(Warning: this poem discusses the effects of sexual assault, and may be disturbing to some readers.)
Back and forth I travel, searching for her – retrace every bend, curve, detour – back to the water, the sand, the beach where I lost her…haunted
by velvet brown eyes – bedroom eyes, they told her, men with greedy loins, calculating – I lost her to the lure of alcohol, to the pounding beat of drums in those smoky corners so far removed from the purity of our dreams…
It’s been an arduous journey, some days so lost in the daze of forgetting; I cycle back, memories of manhood exposed egos craving stroking, learning what men wanted, learning to numb
disappointment with fast-talk and all-nighters, suppressing tears discovering that words hold no promise and water is deep, and going within is a dark, foreboding place, and worth…
is shrouded by the discovery that the father she adored was not as we’d thought, and that this primal urge for mating was a trap…. designed to eradicate beauty, not enhance it…
I need to find her, hold her afloat in sacred waters, help her feel the healing light of a thousand women’s hearts all bleeding as one,
all tainted by the same convoluted messages – that lust is sinful and copulation a man’s domain, and that in order to be espoused, she must forgo her nature – tame the wild settle…
but as much as I travel these lonely roads, I cannot find her, the traces of her innocence washed away by the tides…lines now on this aged face
If you see her, please hold her close… hold her until the beauty of her being is solid knowing and the shame vanquished Hold her till she understands the light she was born to be.
( Wayward Daughter first appeared here in February, 2017, and was published in the anthology: We Will Not Be Silenced: The Lived Experience of Sexual Harassment and Sexual Assault…, by Indie Blu Publishing, 2018. This version is edited. I am submitting it for my weekly challenge: roads. Art my own.)
This deipnophobia paralyzing heartless stares dredge up
my truth: insatiable hunger need to stuff down emotion
the certainty that I deserved the abuse – endless shame
My fork traces the outlines separates food groups
My mind makes mental notes of what I’ll gorge on later.

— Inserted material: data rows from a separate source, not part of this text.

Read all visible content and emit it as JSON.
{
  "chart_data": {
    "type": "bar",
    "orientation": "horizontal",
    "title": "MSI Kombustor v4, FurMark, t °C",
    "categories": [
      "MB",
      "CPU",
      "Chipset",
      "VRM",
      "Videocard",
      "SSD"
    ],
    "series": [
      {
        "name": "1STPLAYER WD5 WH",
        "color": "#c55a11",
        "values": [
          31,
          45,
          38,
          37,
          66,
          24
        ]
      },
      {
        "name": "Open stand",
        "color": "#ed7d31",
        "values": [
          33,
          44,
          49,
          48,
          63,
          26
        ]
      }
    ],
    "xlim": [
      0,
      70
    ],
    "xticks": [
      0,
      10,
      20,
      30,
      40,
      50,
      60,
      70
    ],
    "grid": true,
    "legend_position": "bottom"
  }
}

(Deipnophobia is the fear of dining in public. I watched my older sister avoid eating when with others, and then gorge afterwards. I had not known there was a term for it until I came across this prompt. Image my own.)

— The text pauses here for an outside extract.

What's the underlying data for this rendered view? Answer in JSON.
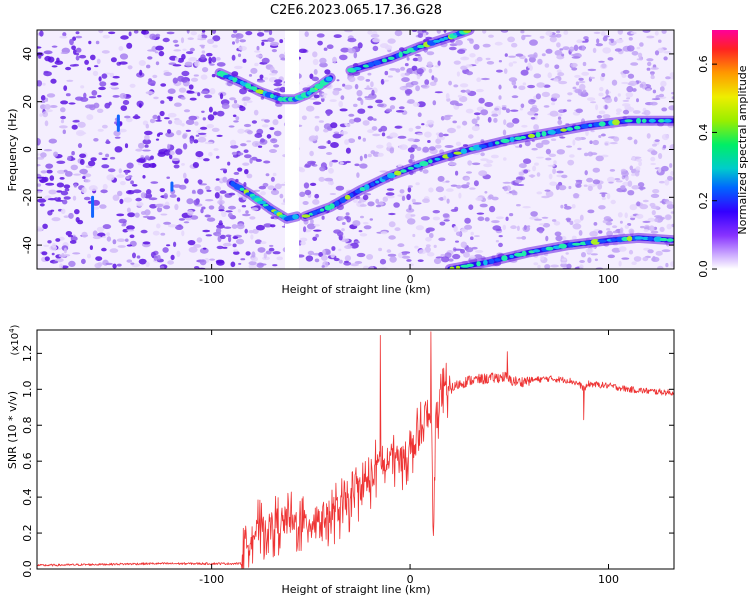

Rebellion rages in my veins, Dreamcatcher, so tightly wound I have blocked hope I want to be good – a good girl – like that man of God says but his preaching ways violate prophecies a cover for sin and I am so sullied that I fear love will distain me.
How did I get here, Dreamcatcher childhood a lost notion – I try to minister to the past, but Father’s sermonizing possesses even in death, his will a barricade I need guidance to help me emerge
I’m an unreliable navigator, Dreamcatcher, oppression’s familiar, no high able to release me suspicion of promises nauseates I’m tired of facades – good girl facades – locked in this nightmare won’t you please help me out?
(For Eugi’s Weekly prompt: dreamcatcher. Art my own)
Cherubic and reeking grief’s pallor heavy he comes to me
Of course, he does I am schooled in compassion seldom flinch at raw pain
I attend to the wounds listen; reassure but I am weary
My own sorrow unattended loss and betrayal an inner bleed know I have only so much to give
But he is not alone, there is another a mere child…
Cherubic and reeking grief’s pallor heavy he comes to me
Of course he does and I will sign on to stay… schooled in the art of compassion.
(The stories that come to us in the dreamtime, often celebrate anniversaries. Years ago, I was in a cycle of abusive relationships, culminating with the one represented in the poem. We met on New Year’s Eve. My son, then early teens, remarked to me that I always chose relationships that asked a lot of me but seldom gave in return. While I laughed it off in the moment, his words remained with me, especially as this man also betrayed me with another. It was the turning point I needed to do some real soul-searching.)